A more modest vision for the public plan
Jacob Hacker and Diane Archer make the argument for the public option with negotiated rates. Medicare rates would be better, they say, but the public plan can still play a host of valuable roles, some of which people don't really talk about.
One of those roles is "a cost and quality benchmark," which sounds a bit anodyne, but could prove extremely important. In the exchanges, different insurers will offer different prices for coverage. In theory, competition between the insurers should drive those prices as close to the basic cost of providing insurance as possible. But a few insurance market experts I've spoken to are skeptical that that will happen. They believe, instead, that the insurers basically know what the other insurers will charge, and everyone will inflate their prices a bit, particularly at the beginning, when no one is quite sure what the prices should be and most participants in the market will be subsidized by the government.
The public plan, in this scenario serves as an "honest pricer." Regardless of whether anyone even uses the thing, it can at least be relied on to price insurance as close to the basic cost of insurance provision as possible, as it has no incentive to pad its profits. So long as the public plan is there with an honest price, private insurers can't afford to use inflated prices, as they'll lose market share. In that way, the public plan doesn't necessarily succeed on its own terms, but it succeeds in bringing down prices across the market.

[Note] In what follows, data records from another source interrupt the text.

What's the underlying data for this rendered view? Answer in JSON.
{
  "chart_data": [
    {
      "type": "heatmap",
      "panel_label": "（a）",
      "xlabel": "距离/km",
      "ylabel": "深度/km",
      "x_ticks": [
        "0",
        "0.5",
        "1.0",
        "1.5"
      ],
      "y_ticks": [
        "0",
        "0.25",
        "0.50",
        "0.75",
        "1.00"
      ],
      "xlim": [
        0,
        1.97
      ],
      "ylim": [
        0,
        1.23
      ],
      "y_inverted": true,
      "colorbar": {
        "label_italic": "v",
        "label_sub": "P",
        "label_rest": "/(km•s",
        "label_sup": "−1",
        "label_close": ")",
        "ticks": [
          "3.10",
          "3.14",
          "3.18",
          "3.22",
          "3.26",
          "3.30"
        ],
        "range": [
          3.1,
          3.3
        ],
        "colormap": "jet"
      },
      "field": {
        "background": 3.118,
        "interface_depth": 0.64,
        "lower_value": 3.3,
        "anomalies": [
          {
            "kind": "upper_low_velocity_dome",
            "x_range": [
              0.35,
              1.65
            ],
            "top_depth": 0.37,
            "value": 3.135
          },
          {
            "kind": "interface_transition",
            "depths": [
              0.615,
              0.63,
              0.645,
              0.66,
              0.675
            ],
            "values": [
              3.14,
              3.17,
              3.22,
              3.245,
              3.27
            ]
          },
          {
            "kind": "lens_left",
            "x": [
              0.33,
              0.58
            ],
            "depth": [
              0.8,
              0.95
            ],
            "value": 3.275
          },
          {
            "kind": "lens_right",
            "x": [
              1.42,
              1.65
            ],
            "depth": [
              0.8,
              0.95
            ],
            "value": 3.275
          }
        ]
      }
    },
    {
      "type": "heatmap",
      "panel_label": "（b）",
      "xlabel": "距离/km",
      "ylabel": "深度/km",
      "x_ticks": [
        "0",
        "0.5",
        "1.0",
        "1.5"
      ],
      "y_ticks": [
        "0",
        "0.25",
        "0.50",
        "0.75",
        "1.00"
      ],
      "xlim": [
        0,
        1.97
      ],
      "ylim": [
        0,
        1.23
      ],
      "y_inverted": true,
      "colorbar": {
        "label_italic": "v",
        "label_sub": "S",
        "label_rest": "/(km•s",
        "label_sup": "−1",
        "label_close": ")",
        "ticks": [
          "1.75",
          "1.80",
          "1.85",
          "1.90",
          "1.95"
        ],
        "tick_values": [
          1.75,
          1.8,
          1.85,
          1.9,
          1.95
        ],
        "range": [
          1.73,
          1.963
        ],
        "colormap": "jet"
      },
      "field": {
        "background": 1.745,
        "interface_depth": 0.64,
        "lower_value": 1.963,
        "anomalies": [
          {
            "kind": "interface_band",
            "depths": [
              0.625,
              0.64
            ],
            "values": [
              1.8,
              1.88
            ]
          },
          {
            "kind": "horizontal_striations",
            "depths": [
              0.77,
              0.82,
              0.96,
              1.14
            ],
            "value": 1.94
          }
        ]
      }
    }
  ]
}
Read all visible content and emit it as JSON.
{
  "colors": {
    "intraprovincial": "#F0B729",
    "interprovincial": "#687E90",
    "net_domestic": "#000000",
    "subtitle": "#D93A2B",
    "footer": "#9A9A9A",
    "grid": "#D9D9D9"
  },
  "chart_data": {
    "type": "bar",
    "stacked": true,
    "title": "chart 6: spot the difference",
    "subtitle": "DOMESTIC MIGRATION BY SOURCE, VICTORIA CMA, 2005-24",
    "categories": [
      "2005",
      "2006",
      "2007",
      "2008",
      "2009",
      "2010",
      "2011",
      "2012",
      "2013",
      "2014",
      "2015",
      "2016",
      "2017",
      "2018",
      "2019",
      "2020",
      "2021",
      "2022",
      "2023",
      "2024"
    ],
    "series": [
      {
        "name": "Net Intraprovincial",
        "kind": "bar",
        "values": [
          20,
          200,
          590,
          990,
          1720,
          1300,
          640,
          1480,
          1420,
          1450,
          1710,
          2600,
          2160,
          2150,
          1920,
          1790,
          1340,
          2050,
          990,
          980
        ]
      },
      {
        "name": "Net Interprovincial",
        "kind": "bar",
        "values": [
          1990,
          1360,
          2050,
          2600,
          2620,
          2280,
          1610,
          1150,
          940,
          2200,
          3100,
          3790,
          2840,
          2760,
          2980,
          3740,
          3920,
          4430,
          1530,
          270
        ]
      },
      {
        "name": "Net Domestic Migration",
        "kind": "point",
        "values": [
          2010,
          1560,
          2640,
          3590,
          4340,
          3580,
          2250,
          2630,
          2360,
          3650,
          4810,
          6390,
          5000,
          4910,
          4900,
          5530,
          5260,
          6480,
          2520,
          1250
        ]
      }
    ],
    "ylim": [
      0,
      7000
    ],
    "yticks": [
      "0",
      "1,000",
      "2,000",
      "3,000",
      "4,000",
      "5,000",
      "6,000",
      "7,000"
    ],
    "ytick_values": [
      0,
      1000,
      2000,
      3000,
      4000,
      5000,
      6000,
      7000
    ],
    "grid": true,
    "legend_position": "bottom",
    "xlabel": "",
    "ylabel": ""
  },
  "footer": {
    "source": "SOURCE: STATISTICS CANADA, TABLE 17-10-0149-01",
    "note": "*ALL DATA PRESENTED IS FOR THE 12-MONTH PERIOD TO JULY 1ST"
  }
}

A lot of liberals hoped that the public plan would prove a dominant insurer in its own right. Given the limits on who can participate in the exchanges, and the limits on the public plan's ability to partner with Medicare for pricing leverage, it's hard to see the public plan playing that role. But it can serve as something of a corrective: If the market begins to fail, consumers have somewhere to go, and because consumers have somewhere to go, the market will have to right itself. It sounds a bit zen, but the public plan might well work by not working. If it in fact creates a competitive market, fewer people will use its services because they'll be able to get good deals elsewhere, too. And that would be a good thing.